Die SchauspielerInnen strömen als entindividualisierte Masse über das Feld, heben ihre Stimmen zu einem Chor serbisch-englisch-deutscher Mauser-Lithurgie, verwandeln die Halle in einen sakralen Raum. Es ist kein Heldenlied auf die Revolution, das sie da singen. Sie skandieren, flüstern, brüllen und zitieren Müllers Text als brutale, weil direkte Konfrontation mit dem Töten und dem Sterben. „Von trägen Beamten lustlos gefoltert, erfuhr ich nichts über das Leben nach dem Tod“, raunt eine Männerstimme. Dann wieder Schweigen, wie so oft in diesen zwei Stunden. Kein Angebot, wie umzugehen mit dieser Wortwaffe.Natürlich könnten sich jetzt die Zuschauer zusammentun und über Bilder in ihren Köpfen ins Gespräch kommen, gerade jetzt, wo alle die Folterungen im Irak mit sich herumtragen. Doch die Zuschauer schweigen mit, passen sich so einerseits den unausgesprochenen Regeln der Theaterlogik an, vollziehen andererseits den Mauser-immanenten Konflikt zwischen schweigender Anpassung und dem Bedürfnis, von der Regel abzuweichen, nach.

Dieses Schweigen ist Voraussetzung für die vielstimmige Deutung des Texts entspricht Heiner Müllers Theaterverständnis. Ebenso der Rhythmus aus Worten, dem Rennen, des Sprungs gegen die Wand samt Klatschen auf den harten Steinboden.

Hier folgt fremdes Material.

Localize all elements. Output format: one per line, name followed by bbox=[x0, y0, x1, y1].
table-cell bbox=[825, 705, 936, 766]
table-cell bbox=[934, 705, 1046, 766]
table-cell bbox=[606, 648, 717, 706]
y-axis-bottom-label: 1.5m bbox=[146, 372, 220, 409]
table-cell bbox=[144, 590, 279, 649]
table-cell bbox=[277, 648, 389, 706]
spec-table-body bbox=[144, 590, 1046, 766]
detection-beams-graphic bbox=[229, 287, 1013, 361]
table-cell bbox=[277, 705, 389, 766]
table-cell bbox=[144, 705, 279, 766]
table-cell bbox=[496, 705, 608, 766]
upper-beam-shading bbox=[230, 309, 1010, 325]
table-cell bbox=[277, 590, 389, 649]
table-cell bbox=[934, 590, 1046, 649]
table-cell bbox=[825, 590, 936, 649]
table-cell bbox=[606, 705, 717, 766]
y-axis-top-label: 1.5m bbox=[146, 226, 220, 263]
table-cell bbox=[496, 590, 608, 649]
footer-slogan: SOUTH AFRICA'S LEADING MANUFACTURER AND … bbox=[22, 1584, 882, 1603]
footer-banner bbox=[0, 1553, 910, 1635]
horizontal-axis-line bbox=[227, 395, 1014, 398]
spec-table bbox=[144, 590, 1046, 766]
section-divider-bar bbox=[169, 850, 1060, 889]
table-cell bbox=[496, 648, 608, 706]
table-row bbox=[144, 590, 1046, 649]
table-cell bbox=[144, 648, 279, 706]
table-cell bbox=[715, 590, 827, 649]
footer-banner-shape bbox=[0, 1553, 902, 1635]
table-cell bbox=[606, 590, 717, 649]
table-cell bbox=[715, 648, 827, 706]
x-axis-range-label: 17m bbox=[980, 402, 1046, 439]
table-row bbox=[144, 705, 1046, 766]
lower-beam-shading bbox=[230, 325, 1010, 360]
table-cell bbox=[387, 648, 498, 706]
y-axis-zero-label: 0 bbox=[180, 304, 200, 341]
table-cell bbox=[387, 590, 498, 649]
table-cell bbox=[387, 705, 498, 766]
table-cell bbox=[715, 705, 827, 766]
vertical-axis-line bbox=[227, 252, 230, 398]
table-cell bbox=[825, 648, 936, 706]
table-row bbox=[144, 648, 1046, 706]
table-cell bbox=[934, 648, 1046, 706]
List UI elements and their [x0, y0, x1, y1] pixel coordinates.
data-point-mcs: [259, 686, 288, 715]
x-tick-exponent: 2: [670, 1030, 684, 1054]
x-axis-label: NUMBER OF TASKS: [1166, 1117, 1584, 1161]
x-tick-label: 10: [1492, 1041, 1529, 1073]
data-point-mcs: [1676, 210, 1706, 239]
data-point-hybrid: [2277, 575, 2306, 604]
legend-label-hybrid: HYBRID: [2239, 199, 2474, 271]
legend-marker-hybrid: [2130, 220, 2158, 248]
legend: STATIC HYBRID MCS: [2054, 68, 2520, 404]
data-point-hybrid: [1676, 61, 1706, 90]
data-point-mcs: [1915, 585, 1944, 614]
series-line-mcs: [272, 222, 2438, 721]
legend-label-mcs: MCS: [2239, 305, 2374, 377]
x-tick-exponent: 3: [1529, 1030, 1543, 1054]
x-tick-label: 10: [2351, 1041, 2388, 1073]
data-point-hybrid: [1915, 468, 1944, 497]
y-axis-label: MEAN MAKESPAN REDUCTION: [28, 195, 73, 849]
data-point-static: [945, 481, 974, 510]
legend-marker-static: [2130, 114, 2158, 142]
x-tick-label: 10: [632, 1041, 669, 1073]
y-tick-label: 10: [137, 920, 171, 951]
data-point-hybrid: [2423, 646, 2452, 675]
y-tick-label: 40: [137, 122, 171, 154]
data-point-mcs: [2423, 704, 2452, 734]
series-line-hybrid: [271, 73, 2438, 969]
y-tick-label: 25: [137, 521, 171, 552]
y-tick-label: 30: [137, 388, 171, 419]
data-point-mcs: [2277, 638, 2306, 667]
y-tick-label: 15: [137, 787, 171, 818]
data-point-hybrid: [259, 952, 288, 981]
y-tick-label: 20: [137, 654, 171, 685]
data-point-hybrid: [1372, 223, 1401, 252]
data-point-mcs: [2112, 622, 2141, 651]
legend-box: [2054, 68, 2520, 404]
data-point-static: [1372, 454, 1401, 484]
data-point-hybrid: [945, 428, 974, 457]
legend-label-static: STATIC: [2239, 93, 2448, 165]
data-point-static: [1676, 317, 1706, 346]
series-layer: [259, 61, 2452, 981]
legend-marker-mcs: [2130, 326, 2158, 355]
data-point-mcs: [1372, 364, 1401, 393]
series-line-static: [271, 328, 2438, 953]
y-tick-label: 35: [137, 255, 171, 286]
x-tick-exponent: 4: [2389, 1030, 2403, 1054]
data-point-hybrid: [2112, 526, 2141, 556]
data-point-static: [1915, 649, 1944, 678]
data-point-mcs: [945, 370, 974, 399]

Der dem Stück vorangestellte Vortrag des Bochumer Theaterwissenschaftlers Nikolaus Müller-Schöll über das Schweigen und den Rhythmus in Heiner Müllers Texten verhalf zu einer verfeinerten Rezeption dieser dichten Inszenierung.

Weitere Vorstellungen: 4.+5. 6., 20 Uhr, Kampnagel. Vortrag jeweils um 19.30 Uhr.